Il est courant pour les pays industrialisés de citer d’une façon résignée voire hypocrite les maux de la planète sans tenter d’y trouver des remèdes radicaux.

Le néolibéralisme sauvage semblable à un train fou que personne ne peut arrêter semble tenir en laisse les gouvernants occidentaux et broie les peuples vulnérables aussi bien au Nord qu’au Sud pour la seule religion du profit, le money-théisme, dénuée de toute morale. Les messes hypocrites de Davos, les miettes de l’APD ne peuvent cacher la réalité ; il y a de plus en plus un fossé abyssal entre les riches et les damnés de la Terre. De plus, la fracture sociale, notamment au Nord n’est pas seulement entre le Nord et le Sud, elle est aussi entre les citoyens d’un même pays où les compressions, les besoins de « flexibilité » de rentabilité jettent sur le bord de la route, les plus vulnérables que sont les personnes sans qualification, les personnes âgées et, on l’aura compris, les variables d’ajustement que sont les allogènes.

En 2009, 1,02 milliard d’êtres humains souffrent de la faim dans le monde ; pour éradiquer ce fléau, il suffirait de seulement 30 milliards de dollars par an. En comparaison, le budget militaire de base du Pentagone est de 533,7 milliards de dollars pour l’exercice 2010. En 2010, les sociétés françaises composant l’indice CAC 40, ont réalisé globalement un chiffre d’affaires de 1262 milliards d’euros, en augmentation de 6,92% par rapport à l’année précédente. Les bénéfices cumulés des quarante sociétés de l’indice atteignent 82,5 milliards d’euros, soit 85% de plus que l’année passée. La rémunération des présidents des entreprises du CAC 40 est repartie à la hausse en 2009 avec quelque 928.000 euros en moyenne contre un peu plus de 864.000 euros en 2008, indique le cabinet Proxinvest.

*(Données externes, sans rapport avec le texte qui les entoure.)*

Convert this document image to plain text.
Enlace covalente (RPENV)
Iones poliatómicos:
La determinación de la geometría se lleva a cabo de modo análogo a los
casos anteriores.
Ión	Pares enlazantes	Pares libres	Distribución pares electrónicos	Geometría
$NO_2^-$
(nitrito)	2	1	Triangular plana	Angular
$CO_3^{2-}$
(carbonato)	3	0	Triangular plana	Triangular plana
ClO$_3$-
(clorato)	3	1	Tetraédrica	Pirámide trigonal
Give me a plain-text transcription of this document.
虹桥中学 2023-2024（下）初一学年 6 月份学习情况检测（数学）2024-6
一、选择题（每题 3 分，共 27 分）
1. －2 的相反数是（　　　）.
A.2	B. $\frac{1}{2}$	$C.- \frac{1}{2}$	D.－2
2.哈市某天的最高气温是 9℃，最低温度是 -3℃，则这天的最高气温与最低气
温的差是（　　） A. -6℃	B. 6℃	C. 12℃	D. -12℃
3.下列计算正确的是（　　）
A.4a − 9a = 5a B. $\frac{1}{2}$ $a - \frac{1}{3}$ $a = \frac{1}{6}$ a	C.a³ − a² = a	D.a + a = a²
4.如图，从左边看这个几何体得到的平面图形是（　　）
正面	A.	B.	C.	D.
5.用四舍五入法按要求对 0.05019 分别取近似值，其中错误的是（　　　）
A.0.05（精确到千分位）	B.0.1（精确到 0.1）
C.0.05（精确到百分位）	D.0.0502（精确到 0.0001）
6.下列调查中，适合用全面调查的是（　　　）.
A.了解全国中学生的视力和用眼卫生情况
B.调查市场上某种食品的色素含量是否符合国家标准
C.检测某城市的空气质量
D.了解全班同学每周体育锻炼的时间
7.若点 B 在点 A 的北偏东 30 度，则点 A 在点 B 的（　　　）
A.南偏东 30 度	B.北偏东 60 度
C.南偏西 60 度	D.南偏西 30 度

Par ailleurs, les institutions financières américaines vont distribuer pour cette année 2010 le chiffre record de 144 milliards de dollars en seul bonus, primes et stock-options à leurs dirigeants c’est-à -dire aux responsables de la crise économique mondiale.

Pour le capitalisme prédateur, tout est bon pour arriver à ses fins, dresser les uns contre les autres, réveiller les démons de la division identitaire voire religieuse, tout ceci est du pain bénit. La guerre de tous contre tous est la stratégie du capital. Même Dominique Strauss-Kahn gardien de l’orthodoxie ultra-néo-libérale s’inquiète. Il a mis en garde contre les deux maux essentiels qui entachent l’économie mondiale : le chômage et la cherté de la vie qui risquent, selon lui, de provoquer des troubles sociaux. « Sinon, ce sera la guerre » a-t-il clamé. Il a également considéré que la cherté des produits alimentaires pourrait aussi avoir des conséquences destructrices chez les populations les plus pauvres. « Le genre de déséquilibres mondiaux qui précèdent les crises, se manifeste de nouveau ».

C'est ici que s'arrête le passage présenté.